No, este gigante elefante que "irrumpe" en la imagen no es un fantasma, ni una alucinación o una visión extraña, incluso si su apariencia puede ser engañosa. Es un raro elefante de bosque africano, capturado por una cámara de senderos remota en el Parque Nacional de Niokolo-Koba en Senegal por primera vez en seis años. De hecho, es probablemente el último de su especie que queda en el país.

El apodo "elefante fantasma" se refiere a subpoblaciones especialmente raras de elefantes en diversas partes de África que se han vuelto tan escurridizas que nadie está seguro de si aún existen. Un informe de 2022 del Fondo de Crisis de Elefantes afirmó que "los elefantes fantasma son refugiados en su propia tierra, moviéndose sigilosamente entre parches aislados de hábitat. Desaparecen uno por uno, a veces por la vejez y a veces debido a conflictos con los humanos".

¡Allí está!

El elefante en la foto, apodado Ousmane (nombrado en honor a un querido guardabosques local), fue visto por última vez en 2019 y en ese momento se creía que era uno de un pequeño grupo de cinco a diez elefantes. Desde entonces, no se había observado más evidencia de vida. Un análisis reciente de ADN realizado por la organización de conservación Panthera en colaboración con la Autoridad de Parques de Senegal (DPN) confirmó que probablemente es el único individuo restante, aunque aún se están llevando a cabo más estudios.

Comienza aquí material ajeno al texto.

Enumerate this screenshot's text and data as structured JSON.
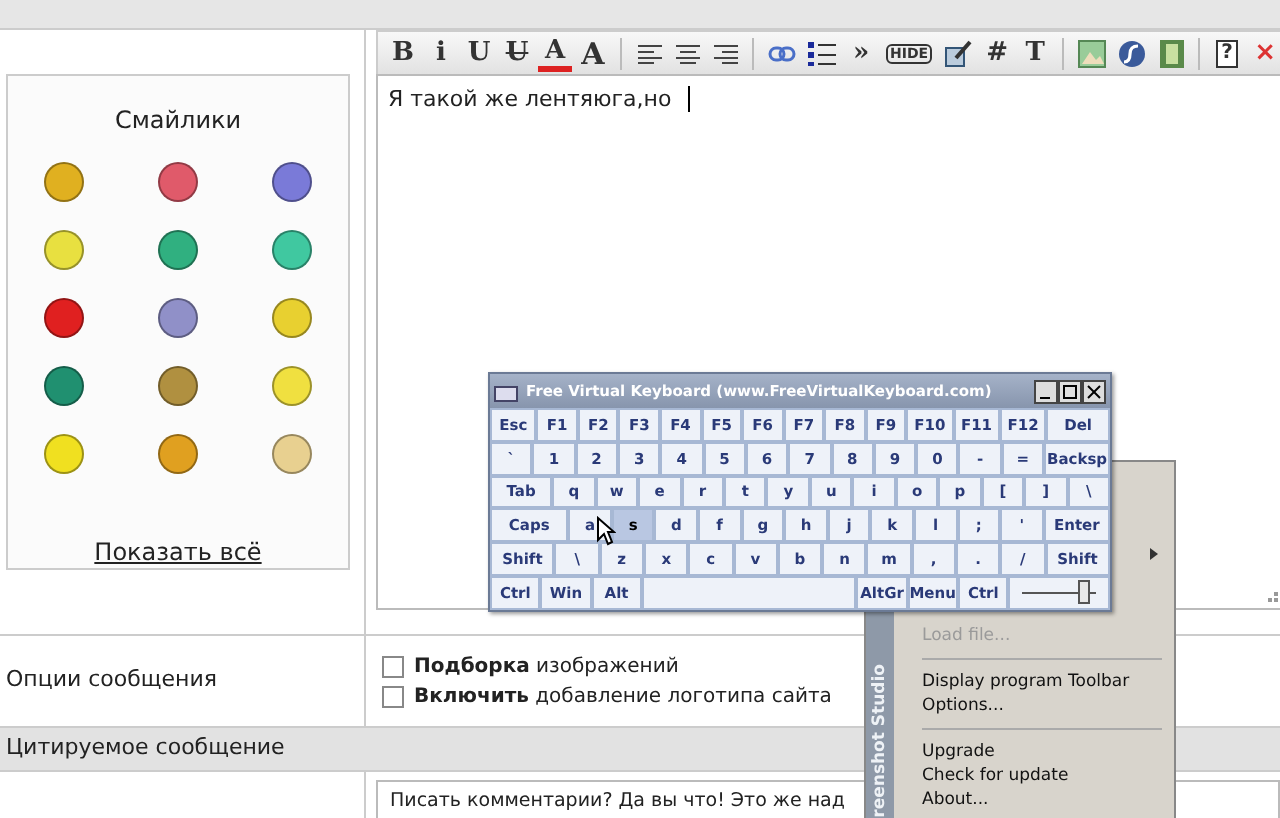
{
  "smileys_panel": {
    "title": "Смайлики",
    "smileys": [
      {
        "color": "#e0b020"
      },
      {
        "color": "#e05a6a"
      },
      {
        "color": "#7a7ad8"
      },
      {
        "color": "#e8e040"
      },
      {
        "color": "#30b080"
      },
      {
        "color": "#40c8a0"
      },
      {
        "color": "#e02020"
      },
      {
        "color": "#9090c8"
      },
      {
        "color": "#e8d030"
      },
      {
        "color": "#209070"
      },
      {
        "color": "#b09040"
      },
      {
        "color": "#f0e040"
      },
      {
        "color": "#f0e020"
      },
      {
        "color": "#e0a020"
      },
      {
        "color": "#e8d090"
      }
    ],
    "show_all_link": "Показать всё"
  },
  "editor": {
    "toolbar": [
      {
        "kind": "text",
        "label": "B"
      },
      {
        "kind": "text",
        "label": "i"
      },
      {
        "kind": "text",
        "label": "U"
      },
      {
        "kind": "strike",
        "label": "U"
      },
      {
        "kind": "fontcolor",
        "label": "A"
      },
      {
        "kind": "fontsize",
        "label": "A"
      },
      {
        "kind": "separator"
      },
      {
        "kind": "alignleft"
      },
      {
        "kind": "aligncenter"
      },
      {
        "kind": "alignright"
      },
      {
        "kind": "separator"
      },
      {
        "kind": "link"
      },
      {
        "kind": "list"
      },
      {
        "kind": "text",
        "label": "»"
      },
      {
        "kind": "tag",
        "label": "HIDE"
      },
      {
        "kind": "editimage"
      },
      {
        "kind": "text",
        "label": "#"
      },
      {
        "kind": "text",
        "label": "T"
      },
      {
        "kind": "separator"
      },
      {
        "kind": "image"
      },
      {
        "kind": "flash"
      },
      {
        "kind": "video"
      },
      {
        "kind": "separator"
      },
      {
        "kind": "help",
        "label": "?"
      },
      {
        "kind": "text",
        "label": "×"
      }
    ],
    "text": "Я такой же лентяюга,но"
  },
  "options": {
    "label": "Опции сообщения",
    "checkboxes": [
      {
        "text": "**Подборка** изображений",
        "checked": false
      },
      {
        "text": "**Включить** добавление логотипа сайта",
        "checked": false
      }
    ]
  },
  "quoted": {
    "header": "Цитируемое сообщение",
    "text": "Писать комментарии? Да вы что! Это же над"
  },
  "keyboard_window": {
    "title": "Free Virtual Keyboard (www.FreeVirtualKeyboard.com)",
    "rows": [
      {
        "keys": [
          {
            "label": "Esc",
            "selected": false
          },
          {
            "label": "F1",
            "selected": false
          },
          {
            "label": "F2",
            "selected": false
          },
          {
            "label": "F3",
            "selected": false
          },
          {
            "label": "F4",
            "selected": false
          },
          {
            "label": "F5",
            "selected": false
          },
          {
            "label": "F6",
            "selected": false
          },
          {
            "label": "F7",
            "selected": false
          },
          {
            "label": "F8",
            "selected": false
          },
          {
            "label": "F9",
            "selected": false
          },
          {
            "label": "F10",
            "selected": false
          },
          {
            "label": "F11",
            "selected": false
          },
          {
            "label": "F12",
            "selected": false
          },
          {
            "label": "Del",
            "selected": false
          }
        ]
      },
      {
        "keys": [
          {
            "label": "`",
            "selected": false
          },
          {
            "label": "1",
            "selected": false
          },
          {
            "label": "2",
            "selected": false
          },
          {
            "label": "3",
            "selected": false
          },
          {
            "label": "4",
            "selected": false
          },
          {
            "label": "5",
            "selected": false
          },
          {
            "label": "6",
            "selected": false
          },
          {
            "label": "7",
            "selected": false
          },
          {
            "label": "8",
            "selected": false
          },
          {
            "label": "9",
            "selected": false
          },
          {
            "label": "0",
            "selected": false
          },
          {
            "label": "-",
            "selected": false
          },
          {
            "label": "=",
            "selected": false
          },
          {
            "label": "Backsp",
            "selected": false
          }
        ]
      },
      {
        "keys": [
          {
            "label": "Tab",
            "selected": false
          },
          {
            "label": "q",
            "selected": false
          },
          {
            "label": "w",
            "selected": false
          },
          {
            "label": "e",
            "selected": false
          },
          {
            "label": "r",
            "selected": false
          },
          {
            "label": "t",
            "selected": false
          },
          {
            "label": "y",
            "selected": false
          },
          {
            "label": "u",
            "selected": false
          },
          {
            "label": "i",
            "selected": false
          },
          {
            "label": "o",
            "selected": false
          },
          {
            "label": "p",
            "selected": false
          },
          {
            "label": "[",
            "selected": false
          },
          {
            "label": "]",
            "selected": false
          },
          {
            "label": "\\",
            "selected": false
          }
        ]
      },
      {
        "keys": [
          {
            "label": "Caps",
            "selected": false
          },
          {
            "label": "a",
            "selected": false
          },
          {
            "label": "s",
            "selected": true
          },
          {
            "label": "d",
            "selected": false
          },
          {
            "label": "f",
            "selected": false
          },
          {
            "label": "g",
            "selected": false
          },
          {
            "label": "h",
            "selected": false
          },
          {
            "label": "j",
            "selected": false
          },
          {
            "label": "k",
            "selected": false
          },
          {
            "label": "l",
            "selected": false
          },
          {
            "label": ";",
            "selected": false
          },
          {
            "label": "'",
            "selected": false
          },
          {
            "label": "Enter",
            "selected": false
          }
        ]
      },
      {
        "keys": [
          {
            "label": "Shift",
            "selected": false
          },
          {
            "label": "\\",
            "selected": false
          },
          {
            "label": "z",
            "selected": false
          },
          {
            "label": "x",
            "selected": false
          },
          {
            "label": "c",
            "selected": false
          },
          {
            "label": "v",
            "selected": false
          },
          {
            "label": "b",
            "selected": false
          },
          {
            "label": "n",
            "selected": false
          },
          {
            "label": "m",
            "selected": false
          },
          {
            "label": ",",
            "selected": false
          },
          {
            "label": ".",
            "selected": false
          },
          {
            "label": "/",
            "selected": false
          },
          {
            "label": "Shift",
            "selected": false
          }
        ]
      },
      {
        "keys": [
          {
            "label": "Ctrl",
            "selected": false
          },
          {
            "label": "Win",
            "selected": false
          },
          {
            "label": "Alt",
            "selected": false
          },
          {
            "kind": "space",
            "selected": false
          },
          {
            "label": "AltGr",
            "selected": false
          },
          {
            "label": "Menu",
            "selected": false
          },
          {
            "label": "Ctrl",
            "selected": false
          }
        ]
      }
    ],
    "opacity_slider": {
      "level": 0.85
    }
  },
  "context_menu": {
    "side_title": "reenshot Studio",
    "items": [
      {
        "kind": "item",
        "label": "Load file...",
        "disabled": true
      },
      {
        "kind": "separator"
      },
      {
        "kind": "item",
        "label": "Display program Toolbar",
        "disabled": false
      },
      {
        "kind": "item",
        "label": "Options...",
        "disabled": false
      },
      {
        "kind": "separator"
      },
      {
        "kind": "item",
        "label": "Upgrade",
        "disabled": false
      },
      {
        "kind": "item",
        "label": "Check for update",
        "disabled": false
      },
      {
        "kind": "item",
        "label": "About...",
        "disabled": false
      }
    ]
  }
}
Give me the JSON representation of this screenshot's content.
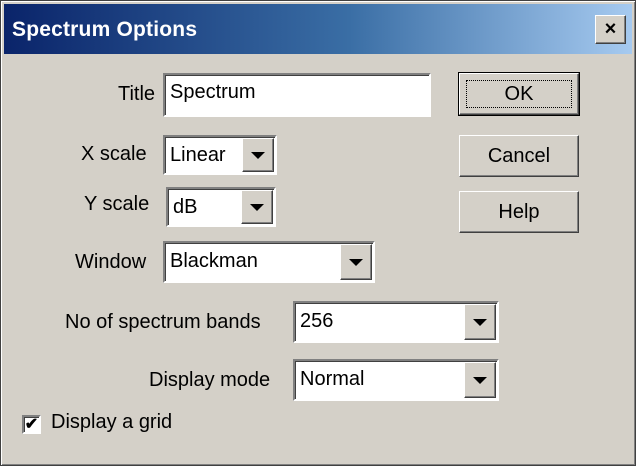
{
  "window": {
    "title": "Spectrum Options",
    "close_glyph": "×"
  },
  "form": {
    "title_label": "Title",
    "title_value": "Spectrum",
    "xscale_label": "X scale",
    "xscale_value": "Linear",
    "yscale_label": "Y scale",
    "yscale_value": "dB",
    "window_label": "Window",
    "window_value": "Blackman",
    "bands_label": "No of spectrum bands",
    "bands_value": "256",
    "display_mode_label": "Display mode",
    "display_mode_value": "Normal",
    "grid_label": "Display a grid",
    "grid_checked": true,
    "check_glyph": "✔"
  },
  "buttons": {
    "ok": "OK",
    "cancel": "Cancel",
    "help": "Help"
  },
  "icons": {
    "close": "close-icon",
    "dropdown": "chevron-down-icon",
    "check": "checkmark-icon"
  }
}
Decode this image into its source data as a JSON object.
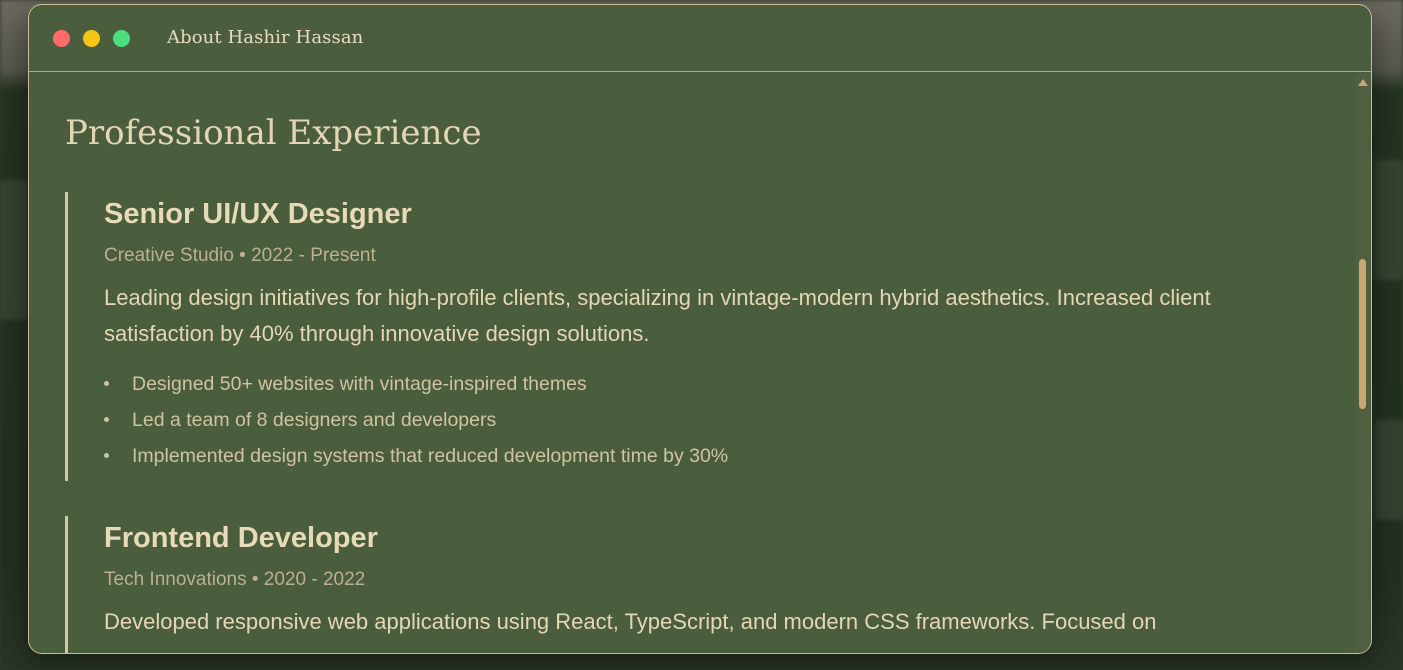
{
  "window": {
    "title": "About Hashir Hassan",
    "controls": [
      "close",
      "minimize",
      "maximize"
    ]
  },
  "section": {
    "title": "Professional Experience"
  },
  "jobs": [
    {
      "title": "Senior UI/UX Designer",
      "meta": "Creative Studio • 2022 - Present",
      "description": "Leading design initiatives for high-profile clients, specializing in vintage-modern hybrid aesthetics. Increased client satisfaction by 40% through innovative design solutions.",
      "bullets": [
        "Designed 50+ websites with vintage-inspired themes",
        "Led a team of 8 designers and developers",
        "Implemented design systems that reduced development time by 30%"
      ]
    },
    {
      "title": "Frontend Developer",
      "meta": "Tech Innovations • 2020 - 2022",
      "description": "Developed responsive web applications using React, TypeScript, and modern CSS frameworks. Focused on"
    }
  ],
  "colors": {
    "window_bg": "#4a5d3c",
    "accent": "#c9a774",
    "text": "#e6dab9",
    "close": "#ff6b6b",
    "minimize": "#f5c518",
    "maximize": "#4ade80"
  }
}
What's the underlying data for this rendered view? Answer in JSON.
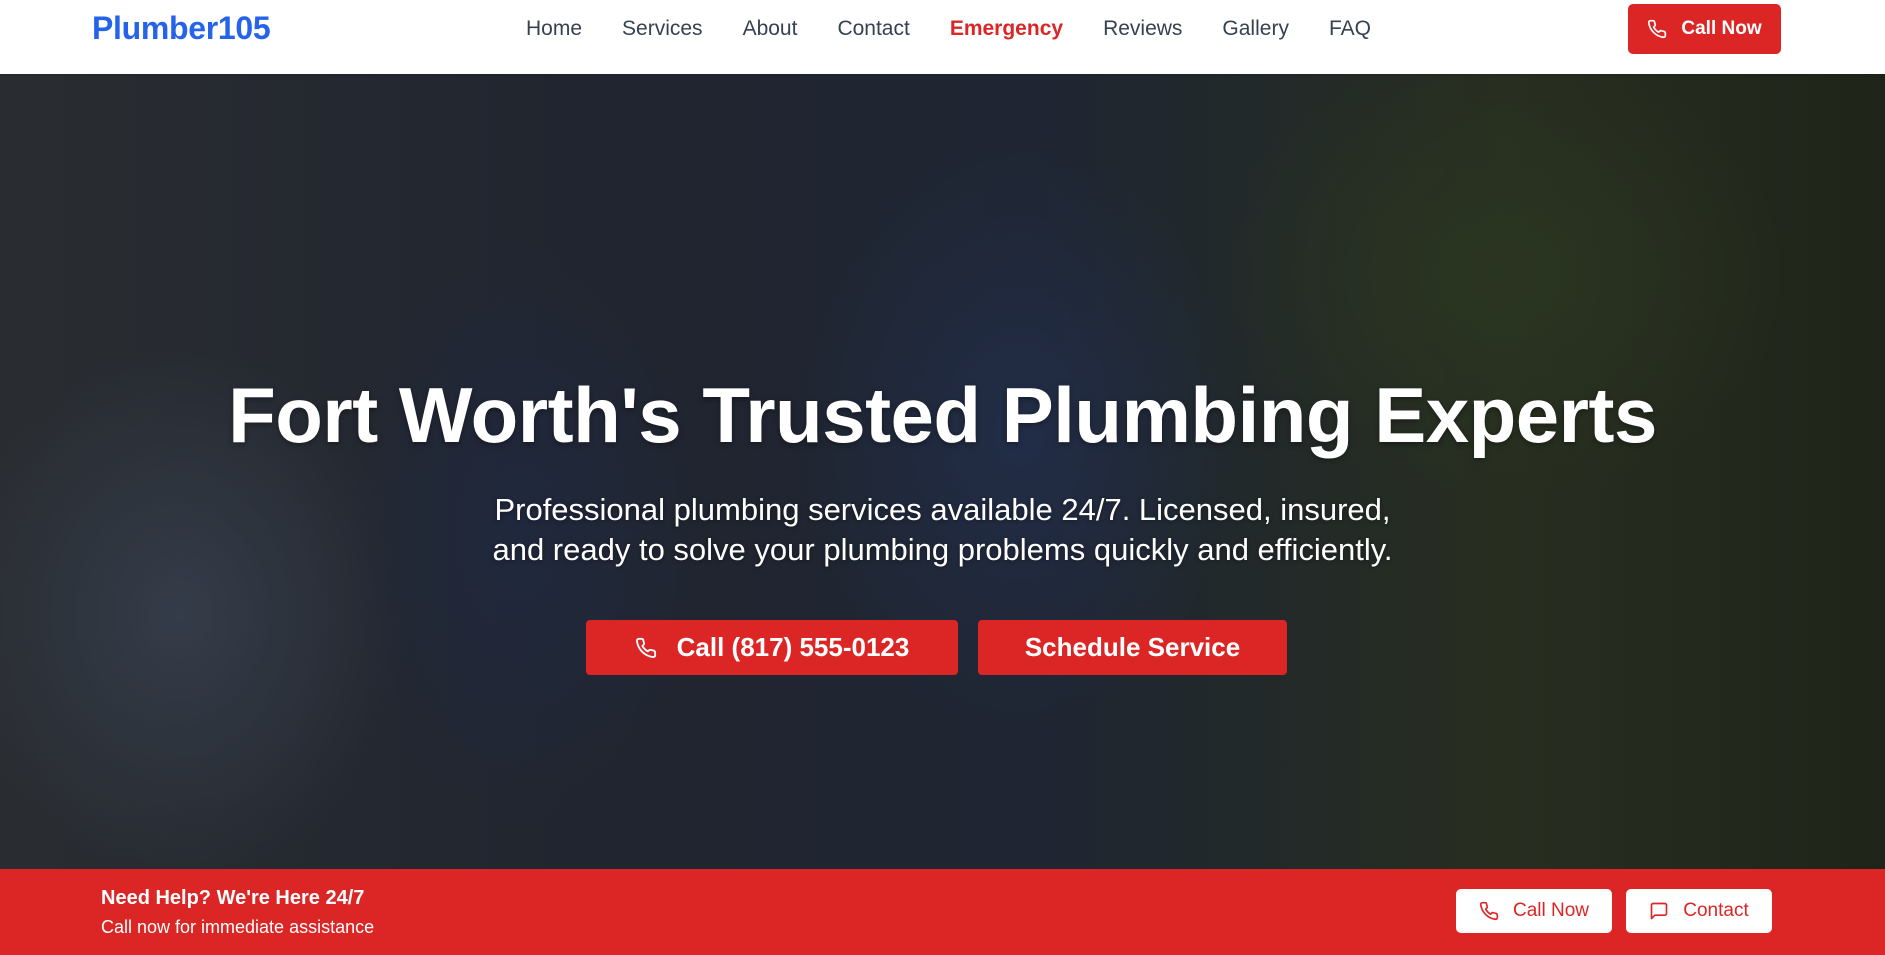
{
  "header": {
    "logo": "Plumber105",
    "nav": [
      "Home",
      "Services",
      "About",
      "Contact",
      "Emergency",
      "Reviews",
      "Gallery",
      "FAQ"
    ],
    "call_label": "Call Now"
  },
  "hero": {
    "title": "Fort Worth's Trusted Plumbing Experts",
    "subtitle_line1": "Professional plumbing services available 24/7. Licensed, insured,",
    "subtitle_line2": "and ready to solve your plumbing problems quickly and efficiently.",
    "call_button": "Call (817) 555-0123",
    "schedule_button": "Schedule Service"
  },
  "bottom_bar": {
    "title": "Need Help? We're Here 24/7",
    "subtitle": "Call now for immediate assistance",
    "call_label": "Call Now",
    "contact_label": "Contact"
  },
  "colors": {
    "accent": "#dc2626",
    "logo": "#2563eb",
    "nav_text": "#374151"
  },
  "icons": [
    "phone-icon",
    "message-icon"
  ]
}
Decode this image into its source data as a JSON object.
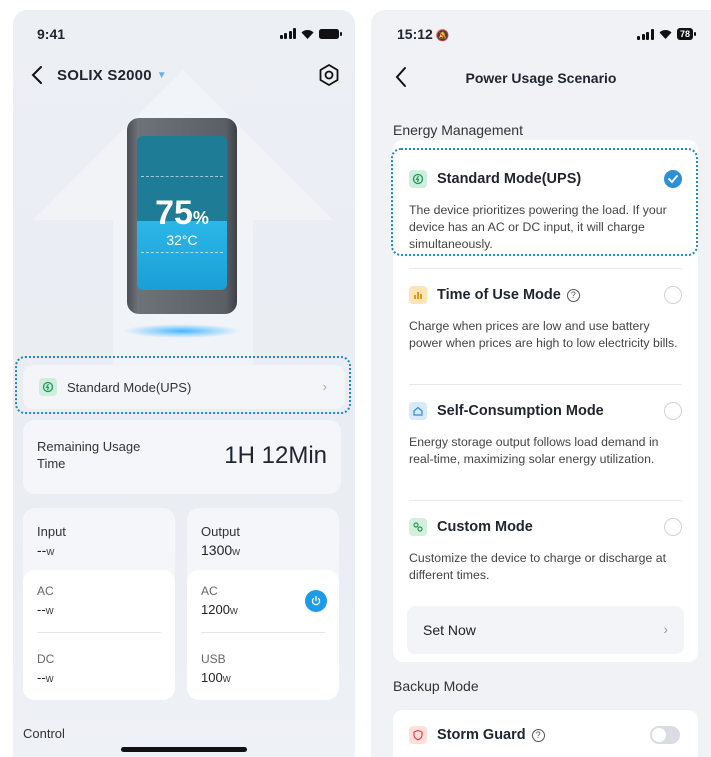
{
  "left": {
    "status": {
      "time": "9:41"
    },
    "nav": {
      "title": "SOLIX S2000"
    },
    "device": {
      "percent": "75",
      "percent_unit": "%",
      "temperature": "32°C"
    },
    "mode": {
      "label": "Standard Mode(UPS)"
    },
    "remaining": {
      "label": "Remaining Usage Time",
      "value": "1H 12Min"
    },
    "input": {
      "title": "Input",
      "value": "--",
      "unit": "w",
      "ac": {
        "label": "AC",
        "value": "--",
        "unit": "w"
      },
      "dc": {
        "label": "DC",
        "value": "--",
        "unit": "w"
      }
    },
    "output": {
      "title": "Output",
      "value": "1300",
      "unit": "w",
      "ac": {
        "label": "AC",
        "value": "1200",
        "unit": "w"
      },
      "usb": {
        "label": "USB",
        "value": "100",
        "unit": "w"
      }
    },
    "control_label": "Control"
  },
  "right": {
    "status": {
      "time": "15:12",
      "battery": "78"
    },
    "nav": {
      "title": "Power Usage Scenario"
    },
    "energy_section": "Energy Management",
    "options": [
      {
        "name": "Standard Mode(UPS)",
        "desc": "The device prioritizes powering the load. If your device has an AC or DC input, it will charge simultaneously.",
        "selected": true
      },
      {
        "name": "Time of Use Mode",
        "desc": "Charge when prices are low and use battery power when prices are high to low electricity bills.",
        "selected": false
      },
      {
        "name": "Self-Consumption Mode",
        "desc": "Energy storage output follows load demand in real-time, maximizing solar energy utilization.",
        "selected": false
      },
      {
        "name": "Custom Mode",
        "desc": "Customize the device to charge or discharge at different times.",
        "selected": false
      }
    ],
    "set_now": "Set Now",
    "backup_section": "Backup Mode",
    "storm_guard": {
      "label": "Storm Guard",
      "enabled": false
    }
  },
  "colors": {
    "accent": "#2d8fd6",
    "highlight_dash": "#1f8ac0",
    "screen_fill": "#2db6e8"
  },
  "icons": [
    "back-chevron-icon",
    "settings-icon",
    "mode-icon",
    "power-icon",
    "help-icon",
    "storm-guard-icon"
  ]
}
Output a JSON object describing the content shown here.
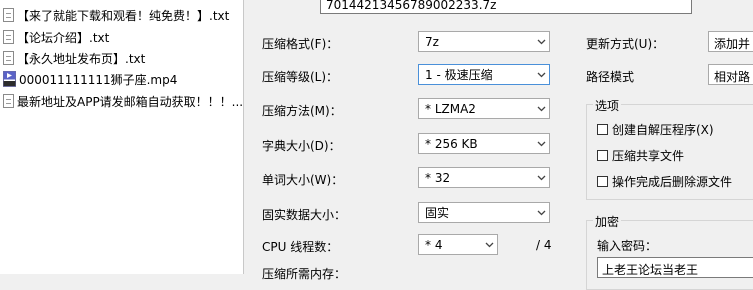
{
  "files": [
    {
      "name": "【来了就能下载和观看！纯免费！】.txt",
      "icon": "txt-file-icon"
    },
    {
      "name": "【论坛介绍】.txt",
      "icon": "txt-file-icon"
    },
    {
      "name": "【永久地址发布页】.txt",
      "icon": "txt-file-icon"
    },
    {
      "name": "000011111111狮子座.mp4",
      "icon": "mp4-file-icon"
    },
    {
      "name": "最新地址及APP请发邮箱自动获取！！！...",
      "icon": "txt-file-icon"
    }
  ],
  "archive_name": "70144213456789002233.7z",
  "settings": {
    "format_label": "压缩格式(F)：",
    "format_value": "7z",
    "level_label": "压缩等级(L)：",
    "level_value": "1 - 极速压缩",
    "method_label": "压缩方法(M)：",
    "method_value": "* LZMA2",
    "dict_label": "字典大小(D)：",
    "dict_value": "* 256 KB",
    "word_label": "单词大小(W)：",
    "word_value": "* 32",
    "solid_label": "固实数据大小：",
    "solid_value": "固实",
    "cpu_label": "CPU 线程数：",
    "cpu_value": "* 4",
    "cpu_total": "/ 4",
    "memory_label": "压缩所需内存："
  },
  "right": {
    "update_label": "更新方式(U)：",
    "update_value": "添加并",
    "path_label": "路径模式",
    "path_value": "相对路",
    "options_title": "选项",
    "opt_sfx": "创建自解压程序(X)",
    "opt_shared": "压缩共享文件",
    "opt_delete": "操作完成后删除源文件",
    "encrypt_title": "加密",
    "password_label": "输入密码：",
    "password_value": "上老王论坛当老王"
  },
  "colors": {
    "accent_border": "#4a90d9",
    "window_bg": "#f0f0f0"
  }
}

Como parte del esfuerzo por localizar elefantes adicionales, se están recolectando muestras de excremento en el parque, pero hasta ahora no se han encontrado señales de otros elefantes. "Los elefantes están bajo una inmensa presión en África Occidental", dijo Philipp Henschel, director regional de África Occidental y Central en Panthera, a Newsweek. "Solo unas pocas poblaciones aisladas de elefantes sobreviven en la región. El Parque Nacional Niokolo-Koba, donde se fotografió a Ousmane, es el último lugar en Senegal donde esta especie aún sobrevive."

Sin embargo, Henschel enfatiza que no todo es negativo: "Desde 2017 hemos aumentado gradualmente la protección del parque a través de un programa conjunto con la autoridad del parque local. Actualmente se están realizando encuestas detalladas para confirmar si Ousmane es verdaderamente el único sobreviviente. Si resulta ser el caso, exploraremos la posibilidad de traer un grupo de hembras al parque, para establecer una nueva población reproductora de elefantes de bosque africanos en Senegal."

Las organizaciones ambientales señalan que no hay soluciones fáciles para la situación de los "elefantes fantasmas". Los intentos previos de capturar y trasladar elefantes a hábitats más seguros han fracasado en su mayoría debido a su elusividad, y no hay garantía de que permanezcan en la nueva área. La solución preferida es la creación de reservas grandes y protegidas, con la esperanza de que los elefantes las encuentren por sí mismos y se sientan seguros allí.

Sin embargo, hay razones para tener esperanza. Panthera señala que esfuerzos de conservación similares en la zona han ayudado a especies de depredadores raros a recuperarse, como el león del África Occidental (león senegalés) y el pangolín gigante, que fue avistado por primera vez en 24 años. Quizás en un futuro no muy lejano, Ousmane, el último elefante fantasma de Senegal, también tendrá un vasto territorio y nuevos compañeros.